All 3 genes are involved in ovarian folliculogenesis. The NR5A1 gene encodes protein steroidogenic factor 1, a transcriptional regulator involved in adrenal and gonadal development and function. Mutations in NR5A1 have been associated with a wide phenotypic spectrum varying from gonadal development disorders to primary ovarian insufficiency. The variant found in our study was previously described in a child with clitoromegaly, a clinical sign of hyperandrogenism [27]. The BMP15 protein stimulates granulosa cell proliferation [29]. An impairment in BMP15 activity could contribute to disordered folliculogenesis, a well-known feature of PCOS. In our study, this variant was found in a patient with the normoandrogenic phenotype, demonstrating mainly a dysfunction in folliculogenesis.
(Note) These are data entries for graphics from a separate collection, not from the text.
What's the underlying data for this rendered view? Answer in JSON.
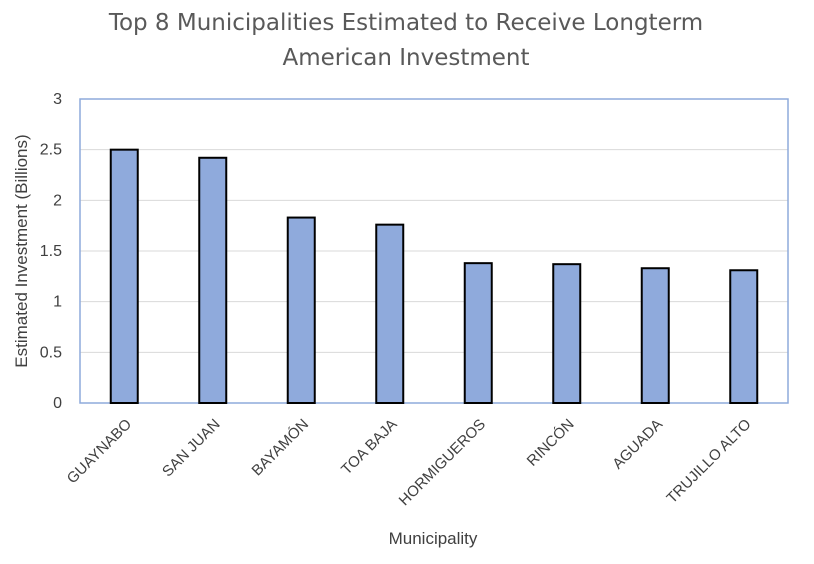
{
  "chart_data": {
    "type": "bar",
    "title_lines": [
      "Top 8 Municipalities Estimated to Receive Longterm",
      "American Investment"
    ],
    "xlabel": "Municipality",
    "ylabel": "Estimated Investment (Billions)",
    "categories": [
      "GUAYNABO",
      "SAN JUAN",
      "BAYAMÓN",
      "TOA BAJA",
      "HORMIGUEROS",
      "RINCÓN",
      "AGUADA",
      "TRUJILLO ALTO"
    ],
    "values": [
      2.5,
      2.42,
      1.83,
      1.76,
      1.38,
      1.37,
      1.33,
      1.31
    ],
    "ylim": [
      0,
      3
    ],
    "yticks": [
      "0",
      "0.5",
      "1",
      "1.5",
      "2",
      "2.5",
      "3"
    ],
    "grid": true,
    "colors": {
      "bar_fill": "#8faadc",
      "bar_stroke": "#000000",
      "frame": "#8eaadb",
      "grid": "#d9d9d9"
    }
  }
}
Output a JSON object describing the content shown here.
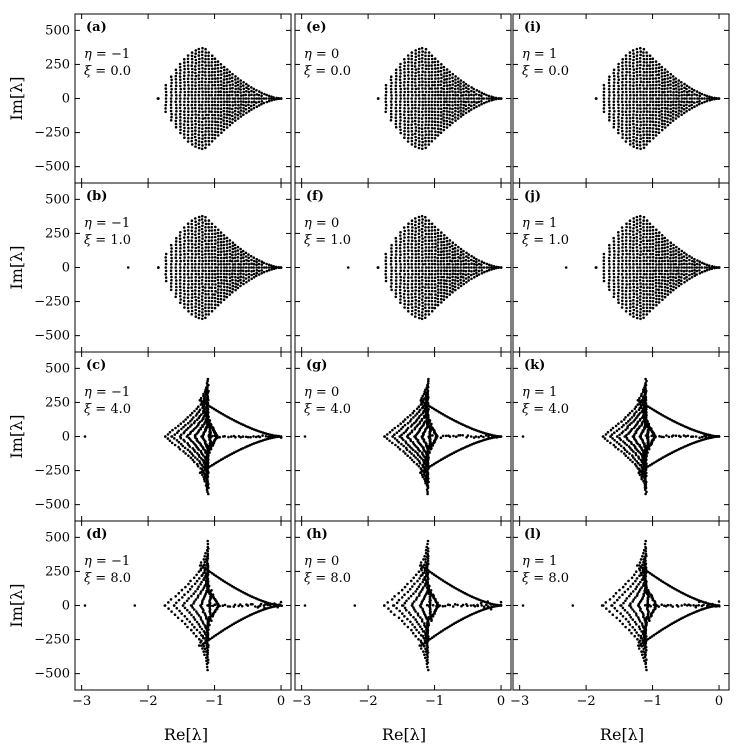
{
  "chart_data": {
    "type": "scatter",
    "layout": "4x3 grid of eigenvalue spectra",
    "xlabel": "Re[λ]",
    "ylabel": "Im[λ]",
    "xlim": [
      -3.1,
      0.15
    ],
    "ylim": [
      -620,
      620
    ],
    "x_ticks": [
      -3,
      -2,
      -1,
      0
    ],
    "x_tick_labels": [
      "−3",
      "−2",
      "−1",
      "0"
    ],
    "y_ticks": [
      500,
      250,
      0,
      -250,
      -500
    ],
    "y_tick_labels": [
      "500",
      "250",
      "0",
      "−250",
      "−500"
    ],
    "grid": false,
    "marker": "filled-circle",
    "color": "#000000",
    "panels": [
      {
        "letter": "(a)",
        "eta": "−1",
        "xi": "0.0",
        "eta_value": -1,
        "xi_value": 0.0,
        "col": 0,
        "row": 0
      },
      {
        "letter": "(b)",
        "eta": "−1",
        "xi": "1.0",
        "eta_value": -1,
        "xi_value": 1.0,
        "col": 0,
        "row": 1
      },
      {
        "letter": "(c)",
        "eta": "−1",
        "xi": "4.0",
        "eta_value": -1,
        "xi_value": 4.0,
        "col": 0,
        "row": 2
      },
      {
        "letter": "(d)",
        "eta": "−1",
        "xi": "8.0",
        "eta_value": -1,
        "xi_value": 8.0,
        "col": 0,
        "row": 3
      },
      {
        "letter": "(e)",
        "eta": "0",
        "xi": "0.0",
        "eta_value": 0,
        "xi_value": 0.0,
        "col": 1,
        "row": 0
      },
      {
        "letter": "(f)",
        "eta": "0",
        "xi": "1.0",
        "eta_value": 0,
        "xi_value": 1.0,
        "col": 1,
        "row": 1
      },
      {
        "letter": "(g)",
        "eta": "0",
        "xi": "4.0",
        "eta_value": 0,
        "xi_value": 4.0,
        "col": 1,
        "row": 2
      },
      {
        "letter": "(h)",
        "eta": "0",
        "xi": "8.0",
        "eta_value": 0,
        "xi_value": 8.0,
        "col": 1,
        "row": 3
      },
      {
        "letter": "(i)",
        "eta": "1",
        "xi": "0.0",
        "eta_value": 1,
        "xi_value": 0.0,
        "col": 2,
        "row": 0
      },
      {
        "letter": "(j)",
        "eta": "1",
        "xi": "1.0",
        "eta_value": 1,
        "xi_value": 1.0,
        "col": 2,
        "row": 1
      },
      {
        "letter": "(k)",
        "eta": "1",
        "xi": "4.0",
        "eta_value": 1,
        "xi_value": 4.0,
        "col": 2,
        "row": 2
      },
      {
        "letter": "(l)",
        "eta": "1",
        "xi": "8.0",
        "eta_value": 1,
        "xi_value": 8.0,
        "col": 2,
        "row": 3
      }
    ],
    "spectrum_envelope": {
      "note": "Eigenvalues fill a leaf-shaped region; left tip near Re=-1.9, widest |Im|≈370 near Re=-1.15, cusp converging to Re≈0",
      "left_tip_re": -1.85,
      "widest_re": -1.15,
      "max_abs_im": 370
    },
    "outliers": [
      {
        "row": 1,
        "re": -2.3,
        "im": 0
      },
      {
        "row": 2,
        "re": -2.95,
        "im": 0
      },
      {
        "row": 3,
        "re": -2.95,
        "im": 0
      },
      {
        "row": 3,
        "re": -2.2,
        "im": 0
      }
    ]
  }
}
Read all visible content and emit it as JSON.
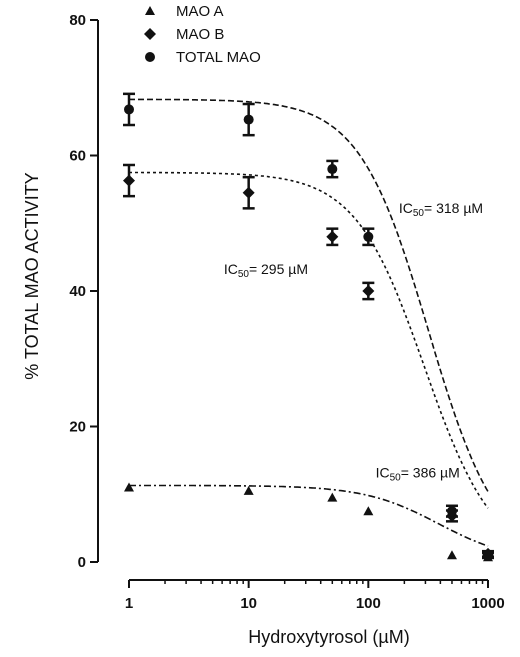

Regarding FSHR, it has an important role in ovarian follicular maturation, particularly during early antral development. Loss-of-function FSHR mutations, in the homozygous state, cause ovarian dysgenesis and/or primary ovarian insufficiency [42]. We speculate that the FSHR variant in the heterozygous state has a dominant-negative effect as occurred in the thyrotropin receptor [43]. Different variants in the same gene causing different conditions have been described in others hypothalamic–pituitary–ovarian conditions such as precocious puberty and hypogonadotropic hypogonadism [44]. However, additional studies are needed to elucidate the real role of these variants in the PCOS phenotype.

Although in rare disease, aggregating probands with similar phenotype have been crucial for identifying rare causal variants, and HTS is now the standard of care for evaluating these patients, the impact of rare variants on common diseases and on selected phenotypes has been less explored [45].

In recent years, some advances in the genetic basis of PCOS have been achieved. Gorsic et al [4]. identified rare genetic variants in the gene of antimullerian hormone in 3% of their PCOS cohort by target sequencing. The same authors detected noncoding variants in DENND1A by whole genome sequencing that were significantly associated with reproductive and metabolic traits [46].

Our study is a pioneer in aggregating probands with PCOS and similar phenotypes to identify groups of rare variants associated with a specific subphenotype. In this context, searching for rare variants in PCOS cohorts with severe IR seems to be more promising.

Our study has some limitations. We had a small cohort and limited access to proband family members for segregation analysis. Despite the small sample, our inclusion criteria allowed the identification of relevant findings in our cohort. The replication of this study design in larger PCOS cohorts will help to understand the real impact of rare variants in different phenotypes and the group of patients who would best benefit from genetic testing.

The characterization of rare coding variants will improve our understanding of the complex genetic architecture of PCOS, and, on an individual level, may refine the clinical management and choice of medication of these patients and their relatives.